The overall objective of this RFC is to propose a convenience function for defining vector operations on vector arguments, without needing to create a unique elementwise builtin for the specific builtin that should be vectorized.
Context:
Previously, there has been some discussion on whether or not a proposed _elementwise convenience function should be added. This would simplify the process of adding vectorized operations when the operations don’t have an intrinsic that exists. There was discussion on changing the way IR is generated (that is, should there be some way to emit a single line of IR, which represents a vectorized instruction, or is emitting N separate calls of a specific function alright?) This post discusses this point:
[RFC] Introduce elementwise apply function - IR & Optimizations - LLVM Discussion Forums
Proposal
I propose that the _elementwise attribute be implemented, and that it should return a function that will emit N calls to whichever function that it was passed. Specifically, the _elementwise attribute would receive a function name as the first argument, and return a function that will then take a set of vectorized arguments, and return a vectorized result. So, as an example, instead of needing to write this to implement an elementwise version of the pow builtin:
__attribute__((clang_builtin_alias(__builtin_elementwise_pow)))
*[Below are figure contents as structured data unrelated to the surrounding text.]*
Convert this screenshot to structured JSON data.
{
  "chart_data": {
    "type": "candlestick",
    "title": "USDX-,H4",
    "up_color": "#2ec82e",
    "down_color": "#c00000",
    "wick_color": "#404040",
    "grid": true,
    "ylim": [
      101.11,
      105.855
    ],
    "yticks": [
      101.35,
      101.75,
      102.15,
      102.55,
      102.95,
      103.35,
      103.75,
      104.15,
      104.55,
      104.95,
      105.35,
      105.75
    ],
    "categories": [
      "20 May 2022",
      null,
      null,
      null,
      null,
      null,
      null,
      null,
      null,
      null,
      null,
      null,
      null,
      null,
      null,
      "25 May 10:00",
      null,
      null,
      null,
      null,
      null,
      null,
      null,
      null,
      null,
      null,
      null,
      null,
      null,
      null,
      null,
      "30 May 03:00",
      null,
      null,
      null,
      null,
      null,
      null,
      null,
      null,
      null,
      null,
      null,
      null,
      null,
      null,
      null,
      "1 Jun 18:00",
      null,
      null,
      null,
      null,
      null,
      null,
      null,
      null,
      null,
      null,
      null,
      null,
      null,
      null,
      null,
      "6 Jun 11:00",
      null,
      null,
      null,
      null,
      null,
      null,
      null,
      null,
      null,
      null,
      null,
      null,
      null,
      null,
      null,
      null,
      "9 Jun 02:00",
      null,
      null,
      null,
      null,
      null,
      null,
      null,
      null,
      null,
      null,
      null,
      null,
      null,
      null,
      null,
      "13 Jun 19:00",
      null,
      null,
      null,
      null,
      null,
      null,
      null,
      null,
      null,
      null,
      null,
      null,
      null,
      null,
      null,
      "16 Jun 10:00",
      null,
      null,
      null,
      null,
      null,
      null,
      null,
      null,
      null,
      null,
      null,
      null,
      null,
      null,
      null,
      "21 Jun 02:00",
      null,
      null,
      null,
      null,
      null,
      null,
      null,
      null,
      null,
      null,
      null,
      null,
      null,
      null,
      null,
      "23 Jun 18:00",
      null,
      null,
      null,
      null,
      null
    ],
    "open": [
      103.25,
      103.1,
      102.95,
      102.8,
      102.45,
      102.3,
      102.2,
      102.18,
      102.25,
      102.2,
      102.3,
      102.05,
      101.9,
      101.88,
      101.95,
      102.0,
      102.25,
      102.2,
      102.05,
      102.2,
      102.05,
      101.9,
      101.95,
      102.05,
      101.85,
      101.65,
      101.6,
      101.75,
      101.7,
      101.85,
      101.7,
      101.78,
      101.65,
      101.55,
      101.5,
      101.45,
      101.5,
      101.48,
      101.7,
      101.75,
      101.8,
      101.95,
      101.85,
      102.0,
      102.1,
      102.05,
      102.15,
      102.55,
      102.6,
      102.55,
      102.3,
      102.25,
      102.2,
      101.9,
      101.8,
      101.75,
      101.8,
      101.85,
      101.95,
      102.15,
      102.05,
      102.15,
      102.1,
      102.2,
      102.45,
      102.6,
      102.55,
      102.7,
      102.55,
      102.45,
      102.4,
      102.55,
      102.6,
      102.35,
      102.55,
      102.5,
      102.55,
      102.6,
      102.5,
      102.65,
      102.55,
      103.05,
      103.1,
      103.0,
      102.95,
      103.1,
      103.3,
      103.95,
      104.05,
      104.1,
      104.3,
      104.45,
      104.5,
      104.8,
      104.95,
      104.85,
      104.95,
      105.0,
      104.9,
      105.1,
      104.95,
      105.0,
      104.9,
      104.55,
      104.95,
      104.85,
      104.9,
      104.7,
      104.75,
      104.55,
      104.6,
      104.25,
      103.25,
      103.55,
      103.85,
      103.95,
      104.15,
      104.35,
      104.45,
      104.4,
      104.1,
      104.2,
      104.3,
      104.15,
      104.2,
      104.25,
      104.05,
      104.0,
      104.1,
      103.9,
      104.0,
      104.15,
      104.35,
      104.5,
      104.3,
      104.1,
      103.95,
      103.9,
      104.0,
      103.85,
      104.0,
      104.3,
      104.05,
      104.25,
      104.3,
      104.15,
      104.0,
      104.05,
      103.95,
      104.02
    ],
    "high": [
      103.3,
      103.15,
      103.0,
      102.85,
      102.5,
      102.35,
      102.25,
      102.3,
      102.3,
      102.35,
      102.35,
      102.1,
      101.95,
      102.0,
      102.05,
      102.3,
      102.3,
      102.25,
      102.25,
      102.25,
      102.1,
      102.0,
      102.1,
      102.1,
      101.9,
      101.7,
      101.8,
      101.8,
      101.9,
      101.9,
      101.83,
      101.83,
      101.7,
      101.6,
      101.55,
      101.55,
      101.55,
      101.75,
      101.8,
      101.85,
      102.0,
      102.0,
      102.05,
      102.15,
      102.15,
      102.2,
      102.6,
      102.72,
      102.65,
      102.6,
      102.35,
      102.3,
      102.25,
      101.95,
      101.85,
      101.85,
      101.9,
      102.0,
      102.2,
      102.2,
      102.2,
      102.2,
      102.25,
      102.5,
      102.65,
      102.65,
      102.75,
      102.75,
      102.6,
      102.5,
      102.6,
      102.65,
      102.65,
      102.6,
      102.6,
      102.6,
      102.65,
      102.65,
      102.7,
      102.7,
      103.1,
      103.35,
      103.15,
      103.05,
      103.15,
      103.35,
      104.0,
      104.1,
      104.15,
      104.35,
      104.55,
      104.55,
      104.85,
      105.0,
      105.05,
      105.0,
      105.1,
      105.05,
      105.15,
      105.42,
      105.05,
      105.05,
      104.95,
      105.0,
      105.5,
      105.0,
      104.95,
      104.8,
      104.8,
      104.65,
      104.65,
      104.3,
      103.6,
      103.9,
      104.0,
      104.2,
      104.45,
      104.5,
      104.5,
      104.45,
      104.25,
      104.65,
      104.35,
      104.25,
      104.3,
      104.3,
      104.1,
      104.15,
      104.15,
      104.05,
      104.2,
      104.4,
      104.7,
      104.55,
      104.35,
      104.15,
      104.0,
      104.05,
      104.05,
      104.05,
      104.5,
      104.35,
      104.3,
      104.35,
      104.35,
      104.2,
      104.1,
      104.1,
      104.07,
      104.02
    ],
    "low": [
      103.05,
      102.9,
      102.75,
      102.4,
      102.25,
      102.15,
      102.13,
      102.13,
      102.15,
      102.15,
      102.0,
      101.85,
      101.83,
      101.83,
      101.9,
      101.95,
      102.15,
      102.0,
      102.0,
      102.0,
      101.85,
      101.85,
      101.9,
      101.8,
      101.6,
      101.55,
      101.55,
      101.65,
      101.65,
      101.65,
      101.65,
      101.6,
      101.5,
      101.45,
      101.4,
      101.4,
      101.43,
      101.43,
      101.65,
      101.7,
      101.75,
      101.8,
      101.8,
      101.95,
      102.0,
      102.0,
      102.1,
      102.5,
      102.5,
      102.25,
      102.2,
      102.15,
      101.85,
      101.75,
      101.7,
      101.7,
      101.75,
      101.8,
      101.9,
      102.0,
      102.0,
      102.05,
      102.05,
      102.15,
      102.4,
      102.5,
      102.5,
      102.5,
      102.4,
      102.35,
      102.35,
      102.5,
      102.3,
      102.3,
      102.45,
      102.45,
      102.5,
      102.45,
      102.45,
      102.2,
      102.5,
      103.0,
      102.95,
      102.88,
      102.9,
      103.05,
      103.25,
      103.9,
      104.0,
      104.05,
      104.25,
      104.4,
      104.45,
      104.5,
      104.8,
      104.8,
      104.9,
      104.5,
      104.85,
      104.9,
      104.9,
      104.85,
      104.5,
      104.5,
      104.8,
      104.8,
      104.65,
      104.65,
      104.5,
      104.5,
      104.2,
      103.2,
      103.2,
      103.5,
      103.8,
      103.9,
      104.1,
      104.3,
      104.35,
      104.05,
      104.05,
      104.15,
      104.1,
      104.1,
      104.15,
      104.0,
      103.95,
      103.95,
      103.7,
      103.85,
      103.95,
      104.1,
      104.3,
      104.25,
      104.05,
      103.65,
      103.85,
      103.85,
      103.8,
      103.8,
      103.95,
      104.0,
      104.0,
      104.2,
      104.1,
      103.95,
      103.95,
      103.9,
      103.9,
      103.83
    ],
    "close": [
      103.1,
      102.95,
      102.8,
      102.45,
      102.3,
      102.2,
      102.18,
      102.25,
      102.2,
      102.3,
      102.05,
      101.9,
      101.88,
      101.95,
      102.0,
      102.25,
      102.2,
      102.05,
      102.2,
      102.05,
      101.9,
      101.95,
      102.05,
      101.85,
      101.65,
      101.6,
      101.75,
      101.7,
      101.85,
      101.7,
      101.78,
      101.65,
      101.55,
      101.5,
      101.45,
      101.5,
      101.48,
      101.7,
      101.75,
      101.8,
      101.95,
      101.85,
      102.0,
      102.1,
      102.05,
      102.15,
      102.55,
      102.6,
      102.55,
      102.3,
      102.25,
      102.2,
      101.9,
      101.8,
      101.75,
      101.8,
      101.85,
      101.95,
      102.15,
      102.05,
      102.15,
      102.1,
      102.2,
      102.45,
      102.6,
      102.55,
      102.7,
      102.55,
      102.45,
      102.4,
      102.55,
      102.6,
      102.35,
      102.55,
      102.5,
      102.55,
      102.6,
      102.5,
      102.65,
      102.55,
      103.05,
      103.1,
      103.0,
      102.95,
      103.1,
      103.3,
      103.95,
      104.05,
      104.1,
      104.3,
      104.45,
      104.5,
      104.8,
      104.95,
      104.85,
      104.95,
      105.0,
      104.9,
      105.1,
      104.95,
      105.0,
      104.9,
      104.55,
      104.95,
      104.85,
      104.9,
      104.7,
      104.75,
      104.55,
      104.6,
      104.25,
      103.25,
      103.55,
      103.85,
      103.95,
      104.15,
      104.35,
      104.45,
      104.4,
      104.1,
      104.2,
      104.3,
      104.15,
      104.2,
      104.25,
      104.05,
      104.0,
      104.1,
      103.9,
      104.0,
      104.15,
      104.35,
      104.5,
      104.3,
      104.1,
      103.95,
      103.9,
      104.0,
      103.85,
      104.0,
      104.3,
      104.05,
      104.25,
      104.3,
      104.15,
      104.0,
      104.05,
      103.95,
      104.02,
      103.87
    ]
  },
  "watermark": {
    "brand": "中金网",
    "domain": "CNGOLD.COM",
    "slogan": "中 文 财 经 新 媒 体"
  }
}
float2 pow(float2, float2);
This could be written instead as:
__attribute__((clang_builtin_alias(_elementwise(__builtin_pow)))
float2 pow(float2, float2);
_elementwise(__builtin_pow) will return a function that can accept 2 float2s, and that function will be used as an alias. The two arguments will then be applied to this created function. It will emit 2 calls to the pow intrinsic in IR.
The function name passed to _elementwise doesn’t need to be a builtin, it could be any user-defined function. The compiler will do a name look up and use a function definition that can be resolved at that point in time. If there are multiple possible function definitions that could be resolved, I would request for comment what should be done.
The primary purpose is the need to implement a way for the user to run vectorized operations using intrinsics that don’t exist. This is the first step to allowing a user to run the tan function, for example, on a vector of arguments.